La cura di sé, in senso profondo e non deformato, è un impegno tutt’altro che attraente, perché obbliga a prendersi cura delle proprie ferite e della propria finitudine. Produce dunque resistenze strutturali di origine psicologica, istituzionale e sociale, configurandosi come un percorso certamente gratificante e salutare, ma contemporaneamente molto impegnativo e gravoso.
Non a caso gli esseri umani tendono a dimenticarsene. Non a caso gli operatori tendono a trascurare la cura di sé presi dalle logiche onnipotenti ed efficientistiche del fare, dell’eliminare la sofferenza dal mondo.
Spesso curare gli altri può rappresentare una fonte di sollievo o una modalità di evitamento di fronte alla difficoltà e alla complessità dello sforzo di occuparsi della propria soggettività, di fronte alla necessità dolorosa, se si sceglie la strada della cura di sé, del riconoscimento dei propri limiti e dell’elaborazione possibile delle mancanze che appartengono alla propria storia e alla propria mente.
La conoscenza autentica di sé porta inevitabilmente a fare i conti con presenze interne sgradevoli ed ingombranti, per es. a scoprire rilevanti componenti di svalutazione, trascuratezza, malevolenza, giudizio ipercritico o sadico, in maggiore o minore misura, nel mondo interno di ciascun soggetto. La vera amicizia di sé si riconosce nel momento della caduta. La cura di sé presenta le qualità psicologiche di una madre accudente e di un padre responsabile e presente.
Occorre distinguere il costrutto della compassione da quello della pietà. Il sentimento della pietà nasce da una sensazione di superiorità e separazione nei confronti di chi prova dolore, mentre la compassione ha proprio la capacità di aumentare il senso di connessione e interconnessione. Oggi la compassione non è più un tabù per la ricerca scientifica (cfr. Compassion focused Therapy) e si declina contemporaneamente come compassione dell’altro e compassione di sé. La compassione verso il sé è un concetto più ampio ed integrativo rispetto al concetto di autostima, perché comprende il rispetto della propria fragilità e dei propri limiti ed errori e perché sollecita l’empatia verso il sé con responsabilità e senza autogiustificazione con una forte interconnessione con gli altri.

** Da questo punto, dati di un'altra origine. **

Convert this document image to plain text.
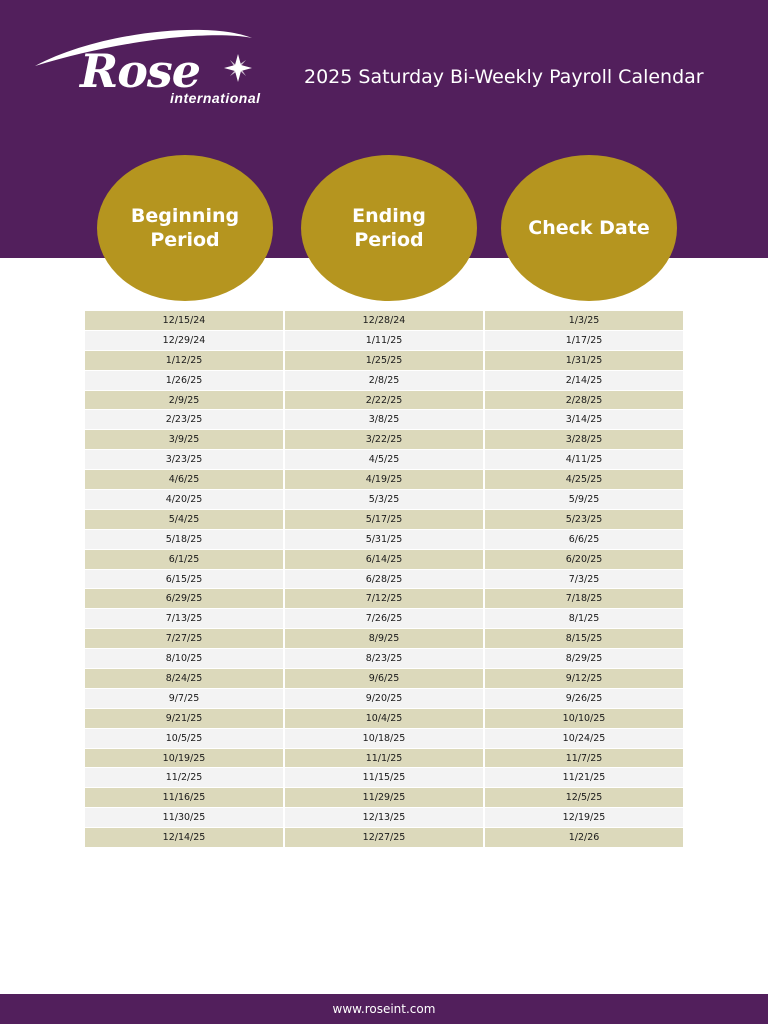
Rose
international
2025 Saturday Bi-Weekly Payroll Calendar
Beginning Period
Ending Period
Check Date
12/15/24	12/28/24	1/3/25
12/29/24	1/11/25	1/17/25
1/12/25	1/25/25	1/31/25
1/26/25	2/8/25	2/14/25
2/9/25	2/22/25	2/28/25
2/23/25	3/8/25	3/14/25
3/9/25	3/22/25	3/28/25
3/23/25	4/5/25	4/11/25
4/6/25	4/19/25	4/25/25
4/20/25	5/3/25	5/9/25
5/4/25	5/17/25	5/23/25
5/18/25	5/31/25	6/6/25
6/1/25	6/14/25	6/20/25
6/15/25	6/28/25	7/3/25
6/29/25	7/12/25	7/18/25
7/13/25	7/26/25	8/1/25
7/27/25	8/9/25	8/15/25
8/10/25	8/23/25	8/29/25
8/24/25	9/6/25	9/12/25
9/7/25	9/20/25	9/26/25
9/21/25	10/4/25	10/10/25
10/5/25	10/18/25	10/24/25
10/19/25	11/1/25	11/7/25
11/2/25	11/15/25	11/21/25
11/16/25	11/29/25	12/5/25
11/30/25	12/13/25	12/19/25
12/14/25	12/27/25	1/2/26
www.roseint.com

La compassione salutare non può essere imposta in modo volontaristico o doveristico, bensì deve sorgere dalla consapevolezza amorevole verso la nostra infanzia rimossa e deve sollecitare la comprensione e l’elaborazione delle nostre parti non compassionevoli. La compassione autentica va a beneficio non solo del destinatario, ma del soggetto che la vive ed risulta un fondamentale fattore di resilienza, di autoprotezione e di stabilizzazione dell’operatore che si prende cura degli altri.

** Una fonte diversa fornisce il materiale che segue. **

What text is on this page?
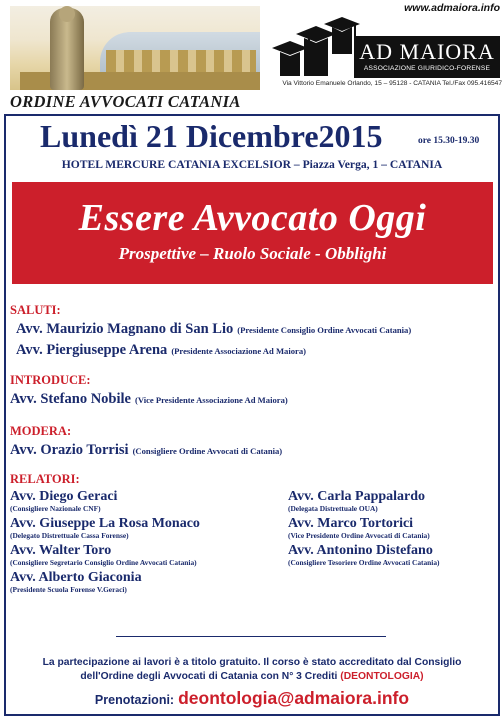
www.admaiora.info
AD MAIORA
ASSOCIAZIONE GIURIDICO-FORENSE
Via Vittorio Emanuele Orlando, 15 – 95128 - CATANIA Tel./Fax 095.416547
ORDINE AVVOCATI CATANIA
Lunedì 21 Dicembre2015	ore 15.30-19.30
HOTEL MERCURE CATANIA EXCELSIOR – Piazza Verga, 1 – CATANIA
Essere Avvocato Oggi
Prospettive – Ruolo Sociale - Obblighi
SALUTI:
Avv. Maurizio Magnano di San Lio (Presidente Consiglio Ordine Avvocati Catania)
Avv. Piergiuseppe Arena (Presidente Associazione Ad Maiora)
INTRODUCE:
Avv. Stefano Nobile (Vice Presidente Associazione Ad Maiora)
MODERA:
Avv. Orazio Torrisi (Consigliere Ordine Avvocati di Catania)
RELATORI:
Avv. Diego Geraci
(Consigliere Nazionale CNF)
Avv. Giuseppe La Rosa Monaco
(Delegato Distrettuale Cassa Forense)
Avv. Walter Toro
(Consigliere Segretario Consiglio Ordine Avvocati Catania)
Avv. Alberto Giaconia
(Presidente Scuola Forense V.Geraci)
Avv. Carla Pappalardo
(Delegata Distrettuale OUA)
Avv. Marco Tortorici
(Vice Presidente Ordine Avvocati di Catania)
Avv. Antonino Distefano
(Consigliere Tesoriere Ordine Avvocati Catania)
La partecipazione ai lavori è a titolo gratuito. Il corso è stato accreditato dal Consiglio
dell'Ordine degli Avvocati di Catania con N° 3 Crediti (DEONTOLOGIA)
Prenotazioni: deontologia@admaiora.info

Risulta inoltre indispensabile per la resilienza lo sviluppo della consapevolezza e dell’attenzione del momento presente con accettazione. Sono fondamentali le indicazioni che provengono dalla Mindfulness, dall’ACT (Terapia dell’Accettazione e dell’impegno), dalla Terapia senso-motoria.

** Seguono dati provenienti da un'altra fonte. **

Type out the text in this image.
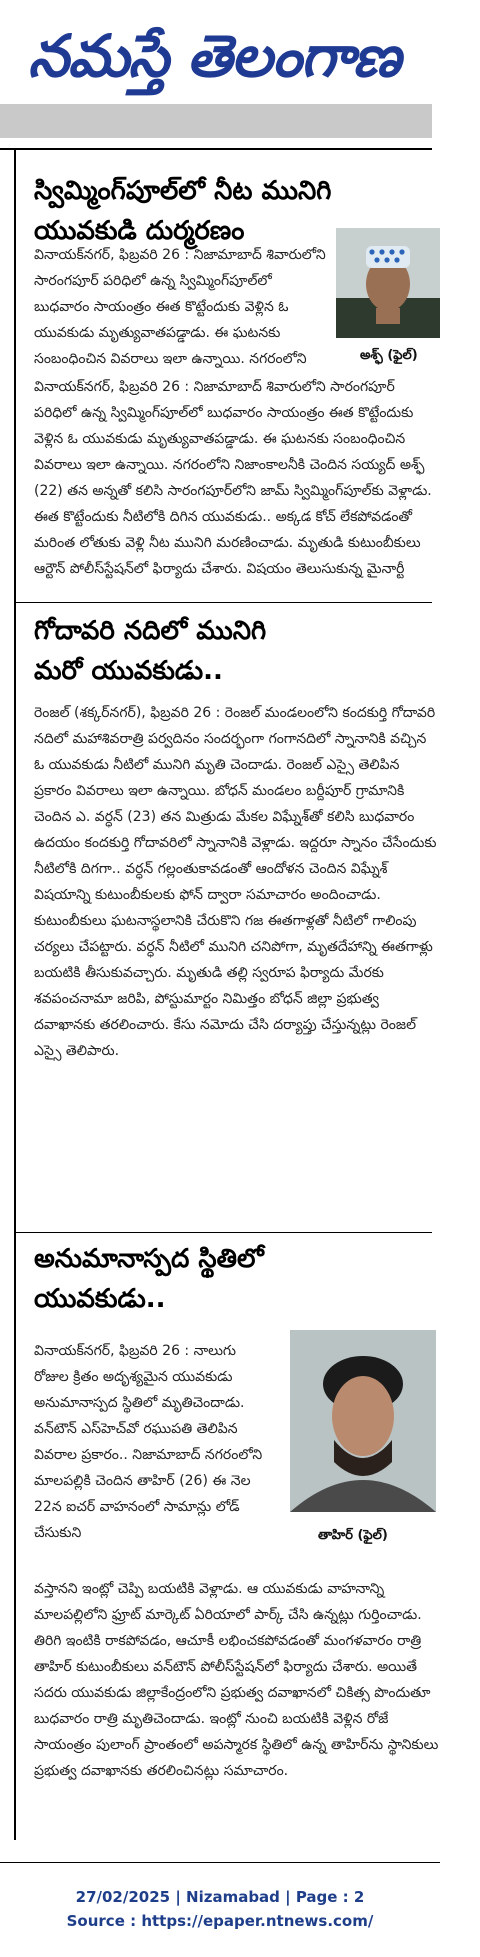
నమస్తే తెలంగాణ
స్విమ్మింగ్‌పూల్‌లో నీట మునిగి
యువకుడి దుర్మరణం
అశ్ఫ్ (ఫైల్)
వినాయక్‌నగర్, ఫిబ్రవరి 26 : నిజామాబాద్ శివారులోని సారంగపూర్ పరిధిలో ఉన్న స్విమ్మింగ్‌పూల్‌లో బుధవారం సాయంత్రం ఈత కొట్టేందుకు వెళ్లిన ఓ యువకుడు మృత్యువాతపడ్డాడు. ఈ ఘటనకు సంబంధించిన వివరాలు ఇలా ఉన్నాయి. నగరంలోని
వినాయక్‌నగర్, ఫిబ్రవరి 26 : నిజామాబాద్ శివారులోని సారంగపూర్ పరిధిలో ఉన్న స్విమ్మింగ్‌పూల్‌లో బుధవారం సాయంత్రం ఈత కొట్టేందుకు వెళ్లిన ఓ యువకుడు మృత్యువాతపడ్డాడు. ఈ ఘటనకు సంబంధించిన వివరాలు ఇలా ఉన్నాయి. నగరంలోని నిజాంకాలనీకి చెందిన సయ్యద్ అశ్ఫ్ (22) తన అన్నతో కలిసి సారంగపూర్‌లోని జామ్ స్విమ్మింగ్‌పూల్‌కు వెళ్లాడు. ఈత కొట్టేందుకు నీటిలోకి దిగిన యువకుడు.. అక్కడ కోచ్ లేకపోవడంతో మరింత లోతుకు వెళ్లి నీట మునిగి మరణించాడు. మృతుడి కుటుంబీకులు ఆర్టౌన్ పోలీస్‌స్టేషన్‌లో ఫిర్యాదు చేశారు. విషయం తెలుసుకున్న మైనార్టీ
గోదావరి నదిలో మునిగి
మరో యువకుడు..
రెంజల్ (శక్కర్‌నగర్), ఫిబ్రవరి 26 : రెంజల్ మండలంలోని కందకుర్తి గోదావరి నదిలో మహాశివరాత్రి పర్వదినం సందర్భంగా గంగానదిలో స్నానానికి వచ్చిన ఓ యువకుడు నీటిలో మునిగి మృతి చెందాడు. రెంజల్ ఎస్సై తెలిపిన ప్రకారం వివరాలు ఇలా ఉన్నాయి. బోధన్ మండలం బర్దీపూర్ గ్రామానికి చెందిన ఎ. వర్ధన్ (23) తన మిత్రుడు మేకల విఘ్నేశ్‌తో కలిసి బుధవారం ఉదయం కందకుర్తి గోదావరిలో స్నానానికి వెళ్లాడు. ఇద్దరూ స్నానం చేసేందుకు నీటిలోకి దిగగా.. వర్ధన్ గల్లంతుకావడంతో ఆందోళన చెందిన విఘ్నేశ్ విషయాన్ని కుటుంబీకులకు ఫోన్ ద్వారా సమాచారం అందించాడు. కుటుంబీకులు ఘటనాస్థలానికి చేరుకొని గజ ఈతగాళ్లతో నీటిలో గాలింపు చర్యలు చేపట్టారు. వర్ధన్ నీటిలో మునిగి చనిపోగా, మృతదేహాన్ని ఈతగాళ్లు బయటికి తీసుకువచ్చారు. మృతుడి తల్లి స్వరూప ఫిర్యాదు మేరకు శవపంచనామా జరిపి, పోస్టుమార్టం నిమిత్తం బోధన్ జిల్లా ప్రభుత్వ దవాఖానకు తరలించారు. కేసు నమోదు చేసి దర్యాప్తు చేస్తున్నట్లు రెంజల్ ఎస్సై తెలిపారు.
అనుమానాస్పద స్థితిలో
యువకుడు..
వినాయక్‌నగర్, ఫిబ్రవరి 26 : నాలుగు రోజుల క్రితం అదృశ్యమైన యువకుడు అనుమానాస్పద స్థితిలో మృతిచెందాడు. వన్‌టౌన్ ఎస్‌హెచ్‌వో రఘుపతి తెలిపిన వివరాల ప్రకారం.. నిజామాబాద్ నగరంలోని మాలపల్లికి చెందిన తాహిర్ (26) ఈ నెల 22న ఐచర్ వాహనంలో సామాన్లు లోడ్ చేసుకుని	తాహిర్ (ఫైల్)
వస్తానని ఇంట్లో చెప్పి బయటికి వెళ్లాడు. ఆ యువకుడు వాహనాన్ని మాలపల్లిలోని ఫ్రూట్ మార్కెట్ ఏరియాలో పార్క్ చేసి ఉన్నట్లు గుర్తించాడు. తిరిగి ఇంటికి రాకపోవడం, ఆచూకీ లభించకపోవడంతో మంగళవారం రాత్రి తాహిర్ కుటుంబీకులు వన్‌టౌన్ పోలీస్‌స్టేషన్‌లో ఫిర్యాదు చేశారు. అయితే సదరు యువకుడు జిల్లాకేంద్రంలోని ప్రభుత్వ దవాఖానలో చికిత్స పొందుతూ బుధవారం రాత్రి మృతిచెందాడు. ఇంట్లో నుంచి బయటికి వెళ్లిన రోజే సాయంత్రం పులాంగ్ ప్రాంతంలో అపస్మారక స్థితిలో ఉన్న తాహిర్‌ను స్థానికులు ప్రభుత్వ దవాఖానకు తరలించినట్లు సమాచారం.
27/02/2025 | Nizamabad | Page : 2
Source : https://epaper.ntnews.com/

Il concetto di accettazione suscita spesso profonde ed immediate reazione di incomprensione e rifiuto, evocando idee di passività, inerzia, fatalismo nei confronti di situazioni che invece potrebbero e dovrebbero essere contestate e cambiate. In realtà l’accettazione è la più straordinaria risorsa per il cambiamento.
“Quando la sofferenza bussa alla tua porta – scrive Chinua Achebe – e tu gli dici che non c’è posto per lei, lei ti risponde di non preoccuparti, perché ha portato uno sgabello.”
Quando la sofferenza di un bambino bussa alla tua porta e tu gli dici che non te l’aspettavi, che se ne vada o che venga immediatamente eliminata o risolta, lei ti risponde che non può assolutamente farlo, che s’è portata uno sgabello e che, se prima tu non l’accetti, lei chiederà sempre più spazio ed un divano potrà non bastare!
La capacità di accettazione stabile e consapevole di quanto capita nella nostra mente, nel nostro corpo e nella realtà esterna è una grande risorsa della cura di sé e della resilienza per sostenere sia il dolore che la speranza dell’altro di cui ci prendiamo cura.